After getting a little taste of reminiscing into the past, she wanted more. Added to her list of goals and projects was hanging on to those warm feelings of her past as a young teen girl in the nineteen sixties. And then, it stretched even farther, with studying genealogy, researching her ancestors and creating a family tree. This also led to renewing relationships with cousins and other relatives. What a stimulating feeling.
But, now that she had found that missing piece of her heart from her past, she was determined to not allow it to disappear ever again. Although her childhood friends and acquaintances no longer lived in South Shore, this was unimportant. Almost every person had moved on to his or her own place in the sun. California, Arizona, Florida, Texas, North Carolina, Indiana, Wisconsin, New York, Louisiana, Montana, Wyoming, and many other locations throughout the world, attracted the South Shore-ites. But, each one left a piece of their heart in Chicago. Regardless of where each was now residing, there was a shared mutual euphoric feeling of the old 'hood.
Life is so very short. It may have taken twenty-six years, but amazingly a small reunion just fell into place without much effort. Again, it was the belief and faith of the possibility that successfully accomplished it.
Anxiously awaiting the arrival of the planes, which were carrying very special passengers, very special friends, one, traveling from Illinois and the other traveling from Florida. How very exhilarating to knock on the hotel door and hug that friend, not seen for the past twenty-six years. Informing each other of their lives and families, catching up on the lost years, they awaited the arrival of their other dear friend. Suddenly there she was, more hugs were exchanged, and it finally felt like "home". We may have been in California, but we knew our hearts were "home". We were together, sharing good times, like we had done so many years ago.

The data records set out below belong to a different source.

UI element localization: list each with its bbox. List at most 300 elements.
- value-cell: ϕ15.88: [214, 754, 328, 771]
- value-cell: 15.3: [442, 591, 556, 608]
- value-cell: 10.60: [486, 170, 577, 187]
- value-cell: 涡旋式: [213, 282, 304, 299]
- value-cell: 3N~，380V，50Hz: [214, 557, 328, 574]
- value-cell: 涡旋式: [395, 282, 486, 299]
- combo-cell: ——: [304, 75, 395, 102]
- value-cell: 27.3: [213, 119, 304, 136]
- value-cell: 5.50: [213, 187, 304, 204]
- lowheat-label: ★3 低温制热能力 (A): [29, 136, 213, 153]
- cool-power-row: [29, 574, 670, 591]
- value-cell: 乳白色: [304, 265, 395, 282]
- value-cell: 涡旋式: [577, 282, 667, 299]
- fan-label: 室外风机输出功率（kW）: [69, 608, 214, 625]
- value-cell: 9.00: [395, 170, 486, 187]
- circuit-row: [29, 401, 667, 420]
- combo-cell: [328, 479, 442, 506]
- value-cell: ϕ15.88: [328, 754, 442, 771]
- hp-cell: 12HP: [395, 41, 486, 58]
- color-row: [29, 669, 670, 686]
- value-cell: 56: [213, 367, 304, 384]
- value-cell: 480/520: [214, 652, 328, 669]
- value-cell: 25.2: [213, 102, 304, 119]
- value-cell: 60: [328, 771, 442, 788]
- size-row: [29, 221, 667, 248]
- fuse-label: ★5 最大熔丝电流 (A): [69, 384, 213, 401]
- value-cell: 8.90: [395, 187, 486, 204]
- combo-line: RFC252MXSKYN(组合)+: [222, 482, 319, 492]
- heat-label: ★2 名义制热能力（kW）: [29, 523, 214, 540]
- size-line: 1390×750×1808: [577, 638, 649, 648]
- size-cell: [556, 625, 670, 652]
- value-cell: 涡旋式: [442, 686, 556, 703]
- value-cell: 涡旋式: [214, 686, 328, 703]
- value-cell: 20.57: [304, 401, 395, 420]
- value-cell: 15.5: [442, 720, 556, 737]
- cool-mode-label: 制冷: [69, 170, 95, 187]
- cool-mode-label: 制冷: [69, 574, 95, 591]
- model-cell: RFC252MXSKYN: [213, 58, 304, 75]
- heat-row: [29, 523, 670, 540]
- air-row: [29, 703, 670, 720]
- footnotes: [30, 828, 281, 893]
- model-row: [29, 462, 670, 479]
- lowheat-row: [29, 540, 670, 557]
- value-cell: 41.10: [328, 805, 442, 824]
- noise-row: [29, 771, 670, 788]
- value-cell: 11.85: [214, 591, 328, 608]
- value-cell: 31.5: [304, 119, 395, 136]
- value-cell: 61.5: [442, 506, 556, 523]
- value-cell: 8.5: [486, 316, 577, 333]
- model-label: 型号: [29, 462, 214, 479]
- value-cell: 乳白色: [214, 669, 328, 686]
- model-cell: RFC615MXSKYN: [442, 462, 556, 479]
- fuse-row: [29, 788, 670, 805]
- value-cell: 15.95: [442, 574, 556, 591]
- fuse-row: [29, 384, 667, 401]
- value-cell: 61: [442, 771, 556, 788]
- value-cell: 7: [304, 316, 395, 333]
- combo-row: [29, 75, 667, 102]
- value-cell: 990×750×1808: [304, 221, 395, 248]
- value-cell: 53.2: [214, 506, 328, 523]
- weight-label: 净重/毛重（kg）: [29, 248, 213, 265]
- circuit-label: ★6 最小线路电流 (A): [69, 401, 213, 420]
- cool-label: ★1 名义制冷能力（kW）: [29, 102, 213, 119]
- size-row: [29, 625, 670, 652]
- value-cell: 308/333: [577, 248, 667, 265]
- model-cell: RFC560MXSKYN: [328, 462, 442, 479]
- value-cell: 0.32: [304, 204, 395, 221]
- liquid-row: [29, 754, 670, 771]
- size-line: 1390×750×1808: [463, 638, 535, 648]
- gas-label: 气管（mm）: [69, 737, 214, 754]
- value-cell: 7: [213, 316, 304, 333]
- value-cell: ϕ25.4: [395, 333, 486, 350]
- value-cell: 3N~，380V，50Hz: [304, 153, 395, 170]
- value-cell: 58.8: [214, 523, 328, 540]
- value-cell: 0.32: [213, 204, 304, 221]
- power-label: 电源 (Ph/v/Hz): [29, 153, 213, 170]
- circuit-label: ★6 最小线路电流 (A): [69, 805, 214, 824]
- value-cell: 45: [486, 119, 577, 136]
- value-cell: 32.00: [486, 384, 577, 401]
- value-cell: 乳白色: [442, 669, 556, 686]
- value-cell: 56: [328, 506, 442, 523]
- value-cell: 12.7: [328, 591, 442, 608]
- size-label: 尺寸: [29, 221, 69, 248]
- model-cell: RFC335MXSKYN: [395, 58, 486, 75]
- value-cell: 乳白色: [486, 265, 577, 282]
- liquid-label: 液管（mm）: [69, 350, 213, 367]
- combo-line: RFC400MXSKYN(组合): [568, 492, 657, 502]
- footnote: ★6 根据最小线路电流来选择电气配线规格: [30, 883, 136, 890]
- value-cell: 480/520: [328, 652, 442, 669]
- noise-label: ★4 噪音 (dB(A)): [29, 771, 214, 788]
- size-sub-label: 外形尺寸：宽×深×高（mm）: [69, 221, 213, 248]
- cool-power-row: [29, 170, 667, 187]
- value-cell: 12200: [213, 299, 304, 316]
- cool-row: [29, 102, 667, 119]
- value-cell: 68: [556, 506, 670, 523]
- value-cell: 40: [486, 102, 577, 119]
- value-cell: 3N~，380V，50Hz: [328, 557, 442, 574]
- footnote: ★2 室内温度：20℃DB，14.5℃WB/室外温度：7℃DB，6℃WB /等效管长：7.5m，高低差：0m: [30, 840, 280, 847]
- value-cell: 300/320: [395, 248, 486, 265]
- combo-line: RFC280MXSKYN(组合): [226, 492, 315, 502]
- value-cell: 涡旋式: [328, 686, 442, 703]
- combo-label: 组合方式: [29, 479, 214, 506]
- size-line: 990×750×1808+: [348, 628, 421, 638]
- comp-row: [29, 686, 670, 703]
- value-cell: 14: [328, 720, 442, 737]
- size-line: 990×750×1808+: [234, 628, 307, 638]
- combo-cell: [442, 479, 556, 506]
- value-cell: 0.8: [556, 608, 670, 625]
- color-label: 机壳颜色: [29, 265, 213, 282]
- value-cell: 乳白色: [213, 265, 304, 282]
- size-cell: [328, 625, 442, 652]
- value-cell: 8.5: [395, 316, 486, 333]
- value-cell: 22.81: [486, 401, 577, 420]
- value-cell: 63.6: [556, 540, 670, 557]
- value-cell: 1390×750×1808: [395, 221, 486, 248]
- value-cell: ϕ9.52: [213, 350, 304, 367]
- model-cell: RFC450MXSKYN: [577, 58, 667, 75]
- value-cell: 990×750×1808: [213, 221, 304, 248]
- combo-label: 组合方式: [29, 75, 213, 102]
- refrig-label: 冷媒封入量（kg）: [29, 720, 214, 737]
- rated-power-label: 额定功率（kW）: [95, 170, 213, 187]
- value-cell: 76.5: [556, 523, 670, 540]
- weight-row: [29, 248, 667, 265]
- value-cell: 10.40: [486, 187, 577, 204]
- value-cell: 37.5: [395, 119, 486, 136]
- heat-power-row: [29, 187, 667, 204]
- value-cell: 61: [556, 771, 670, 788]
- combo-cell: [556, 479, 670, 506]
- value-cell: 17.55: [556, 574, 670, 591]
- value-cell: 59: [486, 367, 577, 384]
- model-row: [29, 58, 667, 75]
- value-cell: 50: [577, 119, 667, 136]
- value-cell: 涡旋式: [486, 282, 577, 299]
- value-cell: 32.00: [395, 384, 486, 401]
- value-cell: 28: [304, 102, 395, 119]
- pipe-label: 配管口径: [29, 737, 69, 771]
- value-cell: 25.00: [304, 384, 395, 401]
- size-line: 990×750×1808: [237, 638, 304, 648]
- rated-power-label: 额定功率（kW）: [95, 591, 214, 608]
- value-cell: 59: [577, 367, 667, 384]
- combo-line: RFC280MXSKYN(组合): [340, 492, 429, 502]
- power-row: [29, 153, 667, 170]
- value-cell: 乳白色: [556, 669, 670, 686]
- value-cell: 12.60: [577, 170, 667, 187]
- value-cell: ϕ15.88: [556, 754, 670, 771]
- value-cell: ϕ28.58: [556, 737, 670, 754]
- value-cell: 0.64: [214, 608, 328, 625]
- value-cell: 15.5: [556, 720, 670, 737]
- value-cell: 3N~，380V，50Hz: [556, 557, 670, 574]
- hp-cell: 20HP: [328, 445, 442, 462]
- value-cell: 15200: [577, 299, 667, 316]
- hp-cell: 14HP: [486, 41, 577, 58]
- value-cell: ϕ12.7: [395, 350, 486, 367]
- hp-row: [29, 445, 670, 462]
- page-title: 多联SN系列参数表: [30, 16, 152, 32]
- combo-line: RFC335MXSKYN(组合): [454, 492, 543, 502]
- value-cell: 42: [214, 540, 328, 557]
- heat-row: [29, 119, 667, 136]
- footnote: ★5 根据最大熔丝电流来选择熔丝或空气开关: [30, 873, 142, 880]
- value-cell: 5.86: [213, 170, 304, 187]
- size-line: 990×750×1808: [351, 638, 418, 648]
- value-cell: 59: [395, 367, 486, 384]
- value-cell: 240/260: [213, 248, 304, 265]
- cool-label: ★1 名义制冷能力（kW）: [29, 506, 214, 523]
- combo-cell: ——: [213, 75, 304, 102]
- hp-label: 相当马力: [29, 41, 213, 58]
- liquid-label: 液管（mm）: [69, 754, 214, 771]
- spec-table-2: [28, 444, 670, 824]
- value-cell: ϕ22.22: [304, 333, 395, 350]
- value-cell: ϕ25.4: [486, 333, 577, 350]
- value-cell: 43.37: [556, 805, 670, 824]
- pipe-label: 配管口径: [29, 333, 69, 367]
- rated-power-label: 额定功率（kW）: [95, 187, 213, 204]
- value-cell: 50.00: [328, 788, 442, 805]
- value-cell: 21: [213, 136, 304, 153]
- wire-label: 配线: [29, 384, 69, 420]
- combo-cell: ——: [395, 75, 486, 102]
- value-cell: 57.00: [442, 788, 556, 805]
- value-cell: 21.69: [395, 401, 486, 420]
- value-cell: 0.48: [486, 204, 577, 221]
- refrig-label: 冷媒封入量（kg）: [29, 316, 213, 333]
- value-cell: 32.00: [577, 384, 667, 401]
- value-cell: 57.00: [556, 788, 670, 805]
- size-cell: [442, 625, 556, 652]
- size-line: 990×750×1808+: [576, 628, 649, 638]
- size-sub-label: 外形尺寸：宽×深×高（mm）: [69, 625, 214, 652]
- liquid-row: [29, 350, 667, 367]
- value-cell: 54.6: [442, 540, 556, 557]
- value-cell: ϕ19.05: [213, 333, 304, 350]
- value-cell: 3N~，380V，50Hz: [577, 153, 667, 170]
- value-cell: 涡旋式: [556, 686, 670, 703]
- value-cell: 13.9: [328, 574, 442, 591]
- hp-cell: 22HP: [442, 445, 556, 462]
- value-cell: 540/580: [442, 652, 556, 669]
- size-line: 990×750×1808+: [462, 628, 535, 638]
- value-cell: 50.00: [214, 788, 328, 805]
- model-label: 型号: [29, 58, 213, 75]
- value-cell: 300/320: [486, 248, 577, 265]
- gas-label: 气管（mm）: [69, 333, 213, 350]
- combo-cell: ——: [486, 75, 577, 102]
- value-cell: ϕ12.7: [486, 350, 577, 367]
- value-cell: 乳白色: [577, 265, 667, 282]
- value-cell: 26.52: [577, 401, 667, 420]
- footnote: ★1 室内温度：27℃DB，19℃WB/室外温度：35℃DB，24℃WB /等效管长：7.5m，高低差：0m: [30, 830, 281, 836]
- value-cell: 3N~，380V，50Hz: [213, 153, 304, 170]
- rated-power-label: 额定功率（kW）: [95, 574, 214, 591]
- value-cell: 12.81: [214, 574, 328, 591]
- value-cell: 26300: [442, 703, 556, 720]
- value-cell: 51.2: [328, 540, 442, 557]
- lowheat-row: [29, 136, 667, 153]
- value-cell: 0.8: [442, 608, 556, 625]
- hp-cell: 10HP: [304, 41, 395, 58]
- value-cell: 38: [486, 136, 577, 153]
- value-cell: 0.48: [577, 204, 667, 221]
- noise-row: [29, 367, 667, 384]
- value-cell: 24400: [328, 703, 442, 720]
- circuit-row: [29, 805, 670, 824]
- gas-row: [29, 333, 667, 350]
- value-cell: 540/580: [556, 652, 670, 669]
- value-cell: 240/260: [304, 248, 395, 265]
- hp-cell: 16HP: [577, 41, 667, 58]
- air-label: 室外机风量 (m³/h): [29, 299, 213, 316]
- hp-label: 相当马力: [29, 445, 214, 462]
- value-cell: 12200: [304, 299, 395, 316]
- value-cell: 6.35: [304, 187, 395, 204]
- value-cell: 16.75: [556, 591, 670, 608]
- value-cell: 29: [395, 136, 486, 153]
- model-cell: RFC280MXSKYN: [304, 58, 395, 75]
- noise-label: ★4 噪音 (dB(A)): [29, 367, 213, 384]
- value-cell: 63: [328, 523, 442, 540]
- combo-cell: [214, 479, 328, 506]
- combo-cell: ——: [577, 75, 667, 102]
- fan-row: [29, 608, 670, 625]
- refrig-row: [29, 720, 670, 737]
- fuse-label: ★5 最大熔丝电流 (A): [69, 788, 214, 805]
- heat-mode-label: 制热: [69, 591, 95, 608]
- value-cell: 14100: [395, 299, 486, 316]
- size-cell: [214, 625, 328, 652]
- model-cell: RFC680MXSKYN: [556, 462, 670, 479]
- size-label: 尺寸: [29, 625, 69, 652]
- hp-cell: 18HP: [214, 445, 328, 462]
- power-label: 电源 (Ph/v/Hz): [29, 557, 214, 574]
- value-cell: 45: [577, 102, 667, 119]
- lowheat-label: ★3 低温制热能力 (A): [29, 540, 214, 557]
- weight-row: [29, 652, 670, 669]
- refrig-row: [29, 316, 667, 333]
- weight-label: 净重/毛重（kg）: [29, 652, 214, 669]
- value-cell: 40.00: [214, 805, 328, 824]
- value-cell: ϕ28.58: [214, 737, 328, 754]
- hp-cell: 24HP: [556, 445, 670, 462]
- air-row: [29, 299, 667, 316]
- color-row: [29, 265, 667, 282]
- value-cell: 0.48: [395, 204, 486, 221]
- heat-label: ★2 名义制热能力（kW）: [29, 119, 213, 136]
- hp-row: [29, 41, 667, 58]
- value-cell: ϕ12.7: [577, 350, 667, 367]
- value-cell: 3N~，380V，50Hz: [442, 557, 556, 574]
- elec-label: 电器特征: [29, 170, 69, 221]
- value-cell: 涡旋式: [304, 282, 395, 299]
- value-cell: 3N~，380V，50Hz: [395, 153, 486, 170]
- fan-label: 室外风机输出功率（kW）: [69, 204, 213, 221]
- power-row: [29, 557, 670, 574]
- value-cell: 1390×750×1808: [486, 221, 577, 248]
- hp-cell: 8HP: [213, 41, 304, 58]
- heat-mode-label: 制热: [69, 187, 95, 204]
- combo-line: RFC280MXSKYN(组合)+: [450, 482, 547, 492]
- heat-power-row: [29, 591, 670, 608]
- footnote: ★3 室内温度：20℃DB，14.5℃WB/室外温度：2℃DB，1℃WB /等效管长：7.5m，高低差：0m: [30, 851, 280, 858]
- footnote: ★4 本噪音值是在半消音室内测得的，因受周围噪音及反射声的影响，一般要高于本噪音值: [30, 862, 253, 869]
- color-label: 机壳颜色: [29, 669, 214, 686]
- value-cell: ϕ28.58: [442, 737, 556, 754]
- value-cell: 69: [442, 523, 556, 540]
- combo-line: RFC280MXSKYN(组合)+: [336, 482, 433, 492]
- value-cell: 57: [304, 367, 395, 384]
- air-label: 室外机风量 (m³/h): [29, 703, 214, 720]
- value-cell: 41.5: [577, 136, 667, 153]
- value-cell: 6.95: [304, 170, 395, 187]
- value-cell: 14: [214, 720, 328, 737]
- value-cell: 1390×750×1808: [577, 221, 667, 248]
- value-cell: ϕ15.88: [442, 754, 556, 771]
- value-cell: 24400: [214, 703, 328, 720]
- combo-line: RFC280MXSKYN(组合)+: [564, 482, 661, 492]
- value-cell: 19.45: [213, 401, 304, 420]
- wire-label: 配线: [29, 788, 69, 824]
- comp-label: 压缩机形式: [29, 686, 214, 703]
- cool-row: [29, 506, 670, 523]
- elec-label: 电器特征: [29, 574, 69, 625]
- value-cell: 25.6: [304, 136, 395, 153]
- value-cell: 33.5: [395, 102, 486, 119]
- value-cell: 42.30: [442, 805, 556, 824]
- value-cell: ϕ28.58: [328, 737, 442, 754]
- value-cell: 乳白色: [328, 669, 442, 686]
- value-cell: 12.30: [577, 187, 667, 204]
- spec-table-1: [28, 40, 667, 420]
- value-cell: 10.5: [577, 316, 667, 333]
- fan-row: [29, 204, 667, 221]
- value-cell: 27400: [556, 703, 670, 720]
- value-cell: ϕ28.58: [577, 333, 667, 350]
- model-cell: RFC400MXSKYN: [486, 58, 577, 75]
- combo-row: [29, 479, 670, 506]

And yet, another friend from forty years ago, out of our past, joined us two days later. It truly was our mini-reunion. Only three days to re-connect and once again intertwine our lives.
To know that you've found a sincere friendship is when you can be apart for twenty-six years, and then pick up where you left off again, as if you were never separated. True honest camaraderie has no boundaries, for nothing can come between the unity and harmony of genuine friendship.
To grow up as a baby-boomer (born 1946 to 1964), especially in the 1950's is special enough. However, to have encountered such a very extraordinary time in history, while also growing up in the best neighborhood ever in South Shore, was a most amazing experience. Unless you've personally lived it, it's impossible to know how unique it was.
I consider myself to be extremely fortunate and filled with wealth, for being allowed to experience South Shore, as a teenager; as that little girl.
As the time this page is published, the Super Bowl will start many hours from now. I'll be supporting the Bears from here in San Diego and thinking about my memories of my Won Kow experiences.